During session 2, I was introduced to the Graston technique. Compared to Graston, A.R.T. is cake and ice cream. Graston takes a much more crude approach to breaking up scar tissue. Basically, strategically shaped steel instruments are used to rapidly and repeatedly go over affected areas and break up amassed scar tissue (which may be impacting nerve pathways and generally affecting mobility and comfort). Taking a blunt instrument to an already sensitive area and repeatedly mashing it in a raking motion is certain to induce beads of sweat on ones brow and a certain stiffness in ones spine. But we’re runners, right? The pain is the pathway to the greater good. So after gritting my teeth a bit, soon it was over.
Once again, when I stood up, it was clear SOMETHING had changed. This time, I really did go home and run. Not fast and not far, but progress was made.
My Dr pointed out that often times you may feel better as the day goes on after a session, as more blood and oxygen gets to affect areas as nerve pathways open up. I don’t know if the sensation was related or not, but my calf, which has had areas of tingling and numbness for a while, started twitching a lot after the second session and started to feel much more lively, the numbness having gone away. I would say other muscle areas in the leg started feeling more activated as well and I could really sense that I just plain had been overloading certain muscle groups to compensate for lack of mobility and weakness in other areas in the leg. This is a very clear way to get yourself injured. It’s also another way to mask what the true issue is. If you’re overloading your Achilles, you get Achilles pain. The reason you are overloading your Achilles might be an improperly healed hamstring though, or weakness in your glutes. Even if you fix your Achilles issue, you’re still prone to further injury until you discover what the source of the problem is and work on that. In that sense, these A.R.T. sessions helped me to first gain sensation in muscle groups that were previously feeling numbness, gain sensitivity to areas of discomfort and weakness during the sessions and focus on ensuring the entire leg was working in concert to give me the most efficient running motion possible.
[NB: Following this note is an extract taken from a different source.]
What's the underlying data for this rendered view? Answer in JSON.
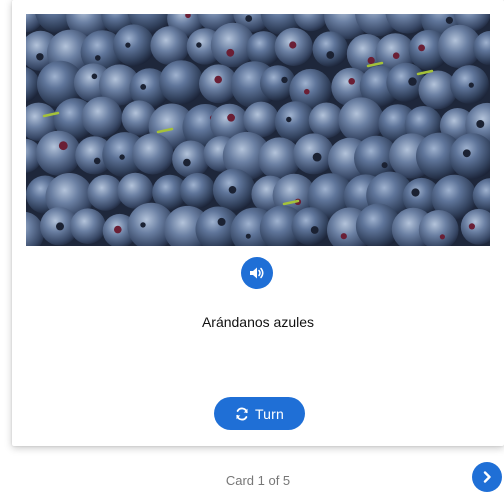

In total, I did about 6 sessions of A.R.T./Graston. There are times even now when I have feelings of nerve issues in my hip and calf. But part of proper treatment is to ensure I’m doing the proper self-treatment as time goes on. I really think this is essential to keeping your legs healthy. After every run, and trust me, more often than not it’s the last thing I want to do, I use the stick to massage my leg muscles, then I use the foam roller to get at my hamstrings and calves. At work I keep a pointed massager so I get can into my hips and lower back. It’s not comfortable and I don’t enjoy it, but I keep it up because it keeps me healthy. Without that maintenance, I feel like I’d be right back on the A.R.T. table in too short of time. Foam rolling and the stick will help your muscles reform in a much more regular pattern after exercise breaks them down. Forming in a regular pattern helps to ensure you don’t get any issues with scar tissue build-up causing problems with nerves and mobility.
I highly recommend A.R.T. therapy. That I was able to keep running while getting treatment not only helped me get more targeted treatment, it kept me sane and helped me get a better understanding of all the connected issues at play, leading me to the source of my injuries rather than simply the symptoms. If you’re looking for a recommendation, definitely contact me and I’ll put you in touch with my Dr, who was great, very helpful and informative and effective. And most importantly, make sure you do your maintenance. Running is obviously the largest part of the workout, but not the only part. Use the foam roller and the stick and anything that works to massage out your legs after a run.